Décembre 2015 -30
ely
Margot avait convié tout le monde à dormir à la maison. Personne n’avait réussi à refuser, à part Perséphone et sa fille qui avaient pris leur train tard dans la soirée.
Dormir avec Adès et les jumelles n’était clairement pas ma meilleure idée. Adès avait une tractopelle coincée dans la gorge et Carmen parlait en dormant. Il était trois heures du matin quand je trouvais le courage de me faufiler dans le salon à la lueur des guirlandes scintillantes du sapin. Je savais qu’Evack y était resté, alors que ses frères et Mathys étaient montés.
La tête dans les pétunias, je ne distinguais du canapé que sa forme et la masse endormie. Je poussai les jambes de mon pote en me creusant une petite place avant de m’y installer et pliai mon bras pour m’en faire un oreiller.
— Enfin du calme, murmurai-je.
Avant de fermer les yeux, j’observais une masse au sol. Je devinais Narcisse. Elle était sur son tapis au coin d’un feu en cendre. Elle avait pris ses aises et passait une retraite bien méritée chez les Torrens.
J’entendis du mouvement contre le pied du canapé et ma main vint tâter une masse chaude entortillée dans un plaide. Je souris. Cerninos adorait se cacher sous ses couvertures. Par habitude, je cherchais sa truffe en faufilant ma main dans les plies du tissu, avant de pencher la tête sur l’accoudoir.
— Mais qu’est-ce qu’t’ as encore branlé ? Je ne fais pas la différence de ta tête et de ton cul, Gros lard, chuchotai-je.
— Ce n’est pas le chien. Et ta la main pile où…
…je ne devrais pas l’avoir, devinai-je. Je la retirais comme si cette partie de Mathys m’avait brûlé la peau.
— P’tain, mais qu’est-ce que tu fiches par terre ?
Ma voix s’était haussée.
— Je ne suis pas par terre, mais sur un matelas pneumatique qui se dégonfle.
— C’est pareil.
— Si tu veux.
Il soupira.

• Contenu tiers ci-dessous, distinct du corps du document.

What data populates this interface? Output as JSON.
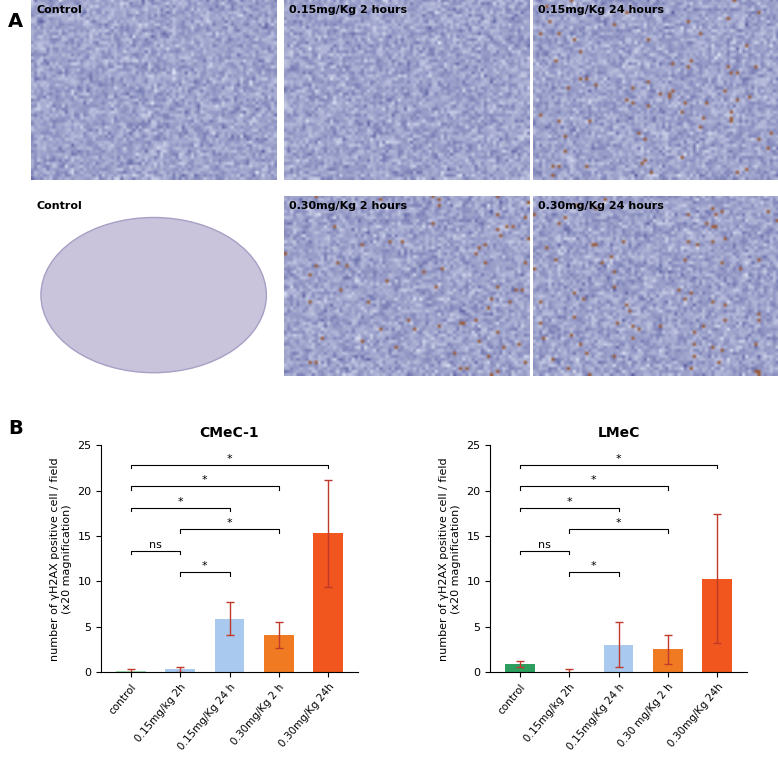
{
  "panel_a": {
    "label": "A",
    "rows": [
      [
        "Control",
        "0.15mg/Kg 2 hours",
        "0.15mg/Kg 24 hours"
      ],
      [
        "Control",
        "0.30mg/Kg 2 hours",
        "0.30mg/Kg 24 hours"
      ]
    ]
  },
  "panel_b": {
    "label": "B"
  },
  "chart_data": [
    {
      "type": "bar",
      "title": "CMeC-1",
      "y_label": "number of γH2AX positive cell / field\n(x20 magnification)",
      "categories": [
        "control",
        "0.15mg/kg 2h",
        "0.15mg/Kg 24 h",
        "0.30mg/Kg 2 h",
        "0.30mg/Kg 24h"
      ],
      "values": [
        0.1,
        0.3,
        5.9,
        4.1,
        15.3
      ],
      "errors": [
        0.2,
        0.3,
        1.8,
        1.4,
        5.9
      ],
      "colors": [
        "#9fd8ae",
        "#a9c9ee",
        "#a9c9ee",
        "#f07a22",
        "#f0561e"
      ],
      "ylim": [
        0,
        25
      ],
      "yticks": [
        0,
        5,
        10,
        15,
        20,
        25
      ],
      "significance": [
        {
          "from": "0.15mg/kg 2h",
          "to": "0.15mg/Kg 24 h",
          "label": "*"
        },
        {
          "from": "control",
          "to": "0.15mg/kg 2h",
          "label": "ns"
        },
        {
          "from": "0.15mg/kg 2h",
          "to": "0.30mg/Kg 2 h",
          "label": "*"
        },
        {
          "from": "control",
          "to": "0.15mg/Kg 24 h",
          "label": "*"
        },
        {
          "from": "control",
          "to": "0.30mg/Kg 2 h",
          "label": "*"
        },
        {
          "from": "control",
          "to": "0.30mg/Kg 24h",
          "label": "*"
        }
      ]
    },
    {
      "type": "bar",
      "title": "LMeC",
      "y_label": "number of γH2AX positive cell / field\n(x20 magnification)",
      "categories": [
        "control",
        "0.15mg/kg 2h",
        "0.15mg/Kg 24 h",
        "0.30 mg/Kg 2 h",
        "0.30mg/Kg 24h"
      ],
      "values": [
        0.9,
        0.05,
        3.0,
        2.5,
        10.3
      ],
      "errors": [
        0.3,
        0.3,
        2.5,
        1.6,
        7.1
      ],
      "colors": [
        "#2e9e5e",
        "#a9c9ee",
        "#a9c9ee",
        "#f07a22",
        "#f0561e"
      ],
      "ylim": [
        0,
        25
      ],
      "yticks": [
        0,
        5,
        10,
        15,
        20,
        25
      ],
      "significance": [
        {
          "from": "0.15mg/kg 2h",
          "to": "0.15mg/Kg 24 h",
          "label": "*"
        },
        {
          "from": "control",
          "to": "0.15mg/kg 2h",
          "label": "ns"
        },
        {
          "from": "0.15mg/kg 2h",
          "to": "0.30 mg/Kg 2 h",
          "label": "*"
        },
        {
          "from": "control",
          "to": "0.15mg/Kg 24 h",
          "label": "*"
        },
        {
          "from": "control",
          "to": "0.30 mg/Kg 2 h",
          "label": "*"
        },
        {
          "from": "control",
          "to": "0.30mg/Kg 24h",
          "label": "*"
        }
      ]
    }
  ]
}
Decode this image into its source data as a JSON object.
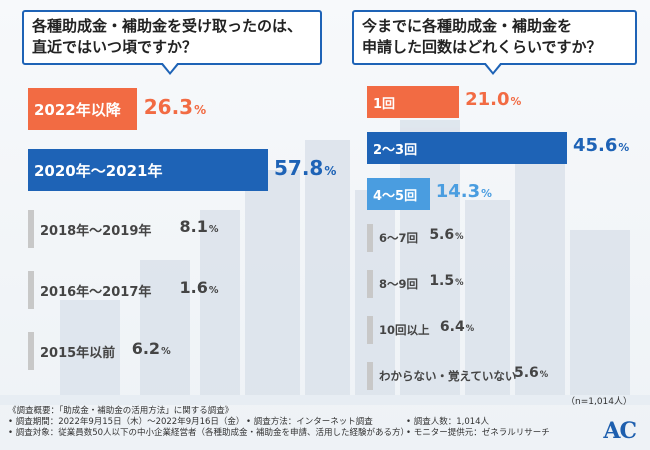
{
  "left_question": {
    "line1": "各種助成金・補助金を受け取ったのは、",
    "line2": "直近ではいつ頃ですか？"
  },
  "right_question": {
    "line1": "今までに各種助成金・補助金を",
    "line2": "申請した回数はどれくらいですか？"
  },
  "chart_data": [
    {
      "type": "bar",
      "orientation": "horizontal",
      "title": "各種助成金・補助金を受け取ったのは、直近ではいつ頃ですか？",
      "categories": [
        "2022年以降",
        "2020年〜2021年",
        "2018年〜2019年",
        "2016年〜2017年",
        "2015年以前"
      ],
      "values": [
        26.3,
        57.8,
        8.1,
        1.6,
        6.2
      ],
      "value_texts": [
        "26.3",
        "57.8",
        "8.1",
        "1.6",
        "6.2"
      ],
      "unit": "%",
      "colors": [
        "#f26b43",
        "#1e63b6",
        "#c8c8c8",
        "#c8c8c8",
        "#c8c8c8"
      ]
    },
    {
      "type": "bar",
      "orientation": "horizontal",
      "title": "今までに各種助成金・補助金を申請した回数はどれくらいですか？",
      "categories": [
        "1回",
        "2〜3回",
        "4〜5回",
        "6〜7回",
        "8〜9回",
        "10回以上",
        "わからない・覚えていない"
      ],
      "values": [
        21.0,
        45.6,
        14.3,
        5.6,
        1.5,
        6.4,
        5.6
      ],
      "value_texts": [
        "21.0",
        "45.6",
        "14.3",
        "5.6",
        "1.5",
        "6.4",
        "5.6"
      ],
      "unit": "%",
      "colors": [
        "#f26b43",
        "#1e63b6",
        "#4a9de0",
        "#c8c8c8",
        "#c8c8c8",
        "#c8c8c8",
        "#c8c8c8"
      ]
    }
  ],
  "sample_note": "（n=1,014人）",
  "footer": {
    "survey_title": "《調査概要：「助成金・補助金の活用方法」に関する調査》",
    "period": "• 調査期間：2022年9月15日（木）〜2022年9月16日（金）",
    "method": "• 調査方法：インターネット調査",
    "respondents": "• 調査人数：1,014人",
    "target": "• 調査対象：従業員数50人以下の中小企業経営者（各種助成金・補助金を申請、活用した経験がある方）",
    "monitor": "• モニター提供元：ゼネラルリサーチ"
  },
  "logo_text": "AC"
}
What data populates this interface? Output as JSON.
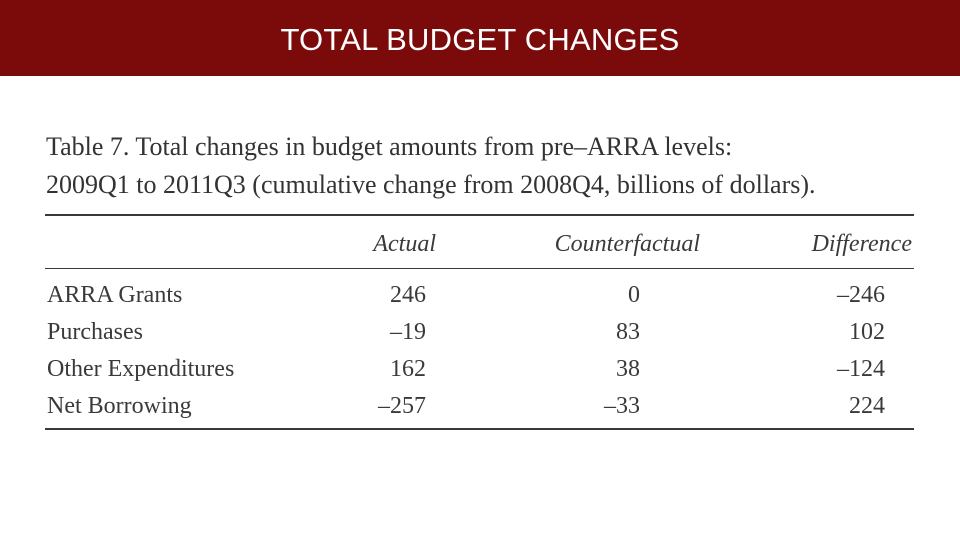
{
  "header": {
    "title": "TOTAL BUDGET CHANGES",
    "background_color": "#7b0b0b"
  },
  "table": {
    "caption_line1": "Table 7.  Total changes in budget amounts from pre–ARRA levels:",
    "caption_line2": "2009Q1 to 2011Q3 (cumulative change from 2008Q4, billions of dollars).",
    "columns": [
      "Actual",
      "Counterfactual",
      "Difference"
    ],
    "rows": [
      {
        "label": "ARRA Grants",
        "actual": "246",
        "counterfactual": "0",
        "difference": "–246"
      },
      {
        "label": "Purchases",
        "actual": "–19",
        "counterfactual": "83",
        "difference": "102"
      },
      {
        "label": "Other Expenditures",
        "actual": "162",
        "counterfactual": "38",
        "difference": "–124"
      },
      {
        "label": "Net Borrowing",
        "actual": "–257",
        "counterfactual": "–33",
        "difference": "224"
      }
    ]
  }
}
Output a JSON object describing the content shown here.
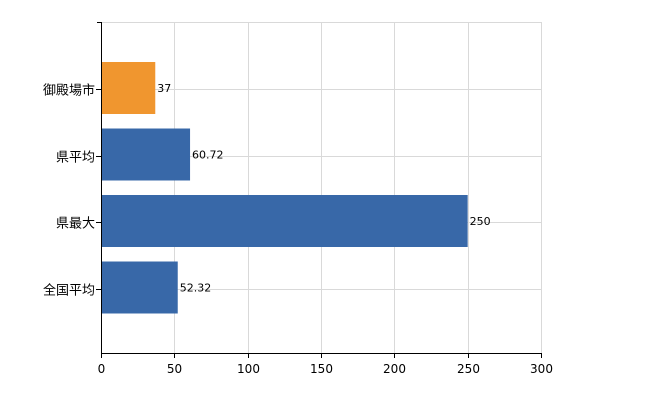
{
  "chart_data": {
    "type": "bar",
    "orientation": "horizontal",
    "categories": [
      "御殿場市",
      "県平均",
      "県最大",
      "全国平均"
    ],
    "values": [
      37,
      60.72,
      250,
      52.32
    ],
    "data_labels": [
      "37",
      "60.72",
      "250",
      "52.32"
    ],
    "bar_colors": [
      "#F0962F",
      "#3868A8",
      "#3868A8",
      "#3868A8"
    ],
    "xlim": [
      0,
      300
    ],
    "xticks": [
      0,
      50,
      100,
      150,
      200,
      250,
      300
    ],
    "xtick_labels": [
      "0",
      "50",
      "100",
      "150",
      "200",
      "250",
      "300"
    ],
    "grid": true,
    "title": "",
    "xlabel": "",
    "ylabel": ""
  }
}
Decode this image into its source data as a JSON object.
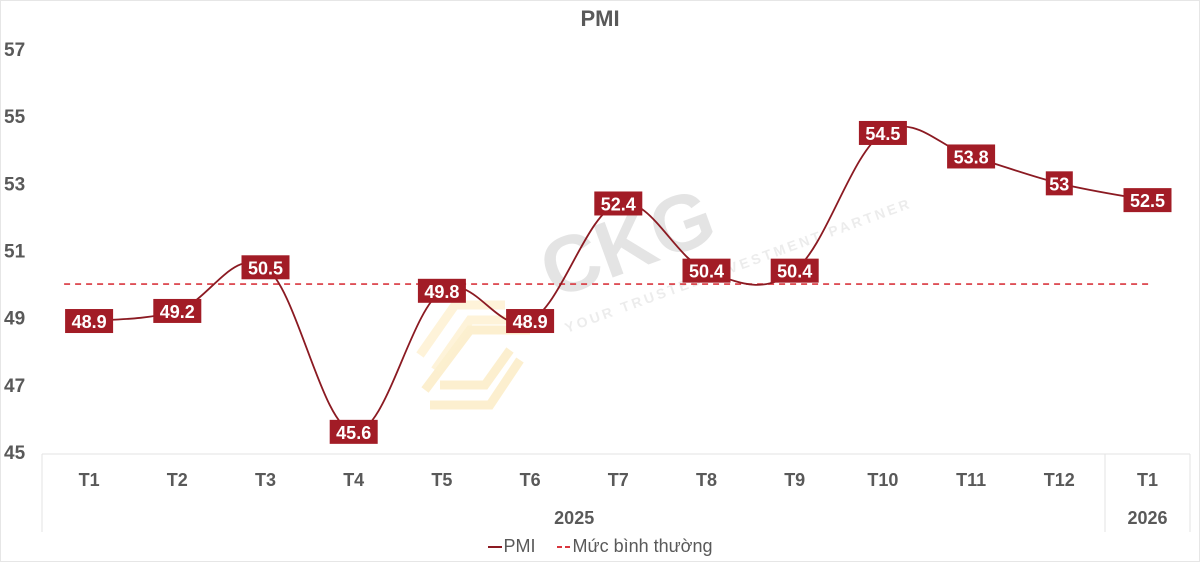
{
  "title": "PMI",
  "colors": {
    "line": "#8B1A22",
    "label_bg": "#A21C26",
    "reference_line": "#D9363E",
    "text": "#595959"
  },
  "legend": {
    "series_label": "PMI",
    "reference_label": "Mức bình thường"
  },
  "watermark": {
    "brand": "CKG",
    "tagline": "YOUR TRUSTED INVESTMENT PARTNER"
  },
  "chart_data": {
    "type": "line",
    "title": "PMI",
    "xlabel": "",
    "ylabel": "",
    "categories": [
      "T1",
      "T2",
      "T3",
      "T4",
      "T5",
      "T6",
      "T7",
      "T8",
      "T9",
      "T10",
      "T11",
      "T12",
      "T1"
    ],
    "year_groups": [
      {
        "label": "2025",
        "span": [
          0,
          11
        ]
      },
      {
        "label": "2026",
        "span": [
          12,
          12
        ]
      }
    ],
    "series": [
      {
        "name": "PMI",
        "values": [
          48.9,
          49.2,
          50.5,
          45.6,
          49.8,
          48.9,
          52.4,
          50.4,
          50.4,
          54.5,
          53.8,
          53,
          52.5
        ],
        "smooth": true,
        "data_labels": true
      },
      {
        "name": "Mức bình thường",
        "values": [
          50,
          50,
          50,
          50,
          50,
          50,
          50,
          50,
          50,
          50,
          50,
          50,
          50
        ],
        "style": "dashed"
      }
    ],
    "ylim": [
      45,
      57
    ],
    "yticks": [
      45,
      47,
      49,
      51,
      53,
      55,
      57
    ],
    "grid": false,
    "legend_position": "bottom"
  }
}
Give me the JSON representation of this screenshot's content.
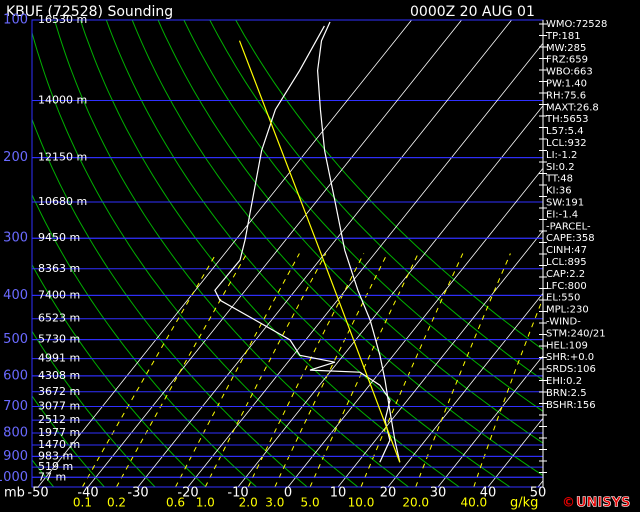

Je fixais les formes de son corps dans un noir qui se détachait des ombres.
— T’… t’a pas froid ? demandais-je.
— Non. Cerninos me sert de bouillotte, alors je n’ai pas froid.
— Il est où ?
— Contre mon ventre.
Il étira sa main vers mon visage. J’hésitai à lui tendre la mienne. Il le devina.
— C’est lui que tu voulais caresser, alors donne-la moi et je te dirigerai sur sa truffe.
Il soupira un rire, alors j’oubliai la scène dans la cuisine et tendis mes doigts vers les siens.
Il les attrapa, sa main était carrément trop chaude, pas spécialement grande ou épaisse, juste douce et longue.
Comme il l’avait signifié, il guida mes doigts qu’il laissa glisser sur la tête de mon chien.
— Il est en boule contre toi ?
— Ou bien, je suis en boule contre lui, c’est à toi de voir.
Dans le noir, c’était facile de parler avec lui. Je ne le voyais pas. Je ne faisais que le ressentir, le deviner. L’entendre. Peut-être qu’il m’aurait fallu être aveugle pour l’apprécier sans me mettre des dizaines de barrières, et l’empêcher de rentrer. Mais il n’y avait rien de raisonnable dans cette pensée. Je la chassais presque aussitôt.
— Je tiens à m’excuser pour tout à l’heure, j’aurais dû la fermer, mais j’avais compris qu’Evack t’en avais parlé. Je sais qu’il y a pas mal de malaise entre nous, et j’aimerais qu’il y’en ait moins. Alors… fais comme si… je n’avais rien lu…
Il perdit le court de sa pensée. Chose inhabituelle. Je le sentais nerveux. Mais était-ce pour ce qu’il disait ou par notre proximité ?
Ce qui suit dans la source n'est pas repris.